Я замотала головой из стороны в сторону так быстро, что перед глазами поплыли круги:

– Я не могу…

– Не заставляй меня разочаровываться в тебе! – Подруга звучала на удивление грозно и уверенно, и я поймала себя на мысли, что упустила тот момент, когда мы поменялись ролями.

– Даже если я позвоню сейчас ему, стану объяснять, это будет выглядеть как оправдание. Оправдываться – значит, признать свою вину. А я ни в чём не виновата! – пыталась я объяснить свою позицию.
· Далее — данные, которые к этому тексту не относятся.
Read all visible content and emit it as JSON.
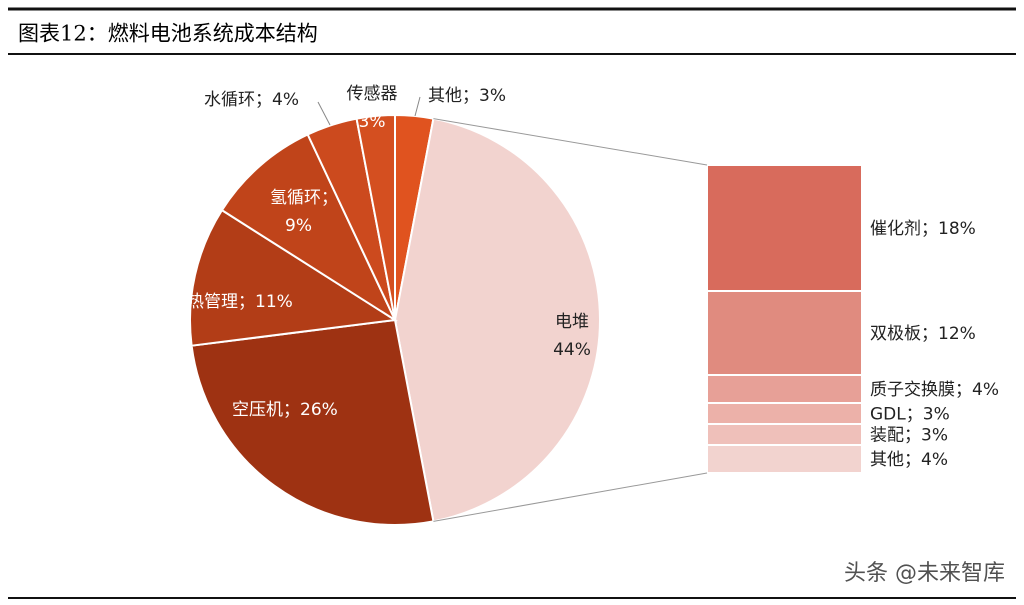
{
  "chart_data": {
    "type": "pie-of-bar",
    "title": "图表12：燃料电池系统成本结构",
    "separator": "；",
    "pie": {
      "categories": [
        "其他",
        "电堆",
        "空压机",
        "热管理",
        "氢循环",
        "水循环",
        "传感器"
      ],
      "values": [
        3,
        44,
        26,
        11,
        9,
        4,
        3
      ],
      "value_labels": [
        "3%",
        "44%",
        "26%",
        "11%",
        "9%",
        "4%",
        "3%"
      ],
      "colors": [
        "#e0531f",
        "#f2d3cf",
        "#9e3212",
        "#b23d17",
        "#c0441a",
        "#cc4a1e",
        "#d44f20"
      ]
    },
    "bar": {
      "categories": [
        "催化剂",
        "双极板",
        "质子交换膜",
        "GDL",
        "装配",
        "其他"
      ],
      "values": [
        18,
        12,
        4,
        3,
        3,
        4
      ],
      "value_labels": [
        "18%",
        "12%",
        "4%",
        "3%",
        "3%",
        "4%"
      ],
      "colors": [
        "#d86b5c",
        "#e08b7f",
        "#e7a097",
        "#ecb1a9",
        "#efc0ba",
        "#f2d3cf"
      ]
    },
    "watermark": "头条 @未来智库"
  }
}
– Не надо объяснять или оправдываться. Ничего лишнего. Просто скажи, что он тебе нравится. А ещё лучше – скажи, что любишь его!

– И многим парням ты первая в любви призналась? – грустно усмехнувшись, спросила я.

– Обо мне потом поговорим. – Тата отмахнулась от моего вопроса и подтолкнула ко мне телефон.

Тот, словно радуясь, что про него наконец вспомнили, наполнил кухню трелью стандартного рингтона. Я быстро схватила гаджет, чтобы выключить звук и не потревожить дневной сон самого младшего Калинина, но, увидев имя на экране, решила пойти на радикальные меры и выключила телефон полностью:

– Зиберт, чтоб тебя…

– С этим бы тоже надо поговорить…

– С ним – бесполезно. Пробовала, и не один раз.

Зато с Татой в этот день мы наговорились вволю. Не замечая времени, выпив несколько заварников её чудодейственного напитка, болтали обо всём и ни о чём. Через пару часов заспанный Егорка, не спрашивая ни у кого разрешения, забрался ко мне на колени и устроил свою белобрысую голову у меня на плече. Он был такой тёплый, источал нежный запах присыпки и молока, что я, не удержавшись, зарылась лицом в его кудряшки. Зажмурилась, борясь с накатившими слезами, потому что запах чистоты и детства каким-то неведомым образом трансформировался в мужской, что-то терпко-древесное, лёгкое, самурайское.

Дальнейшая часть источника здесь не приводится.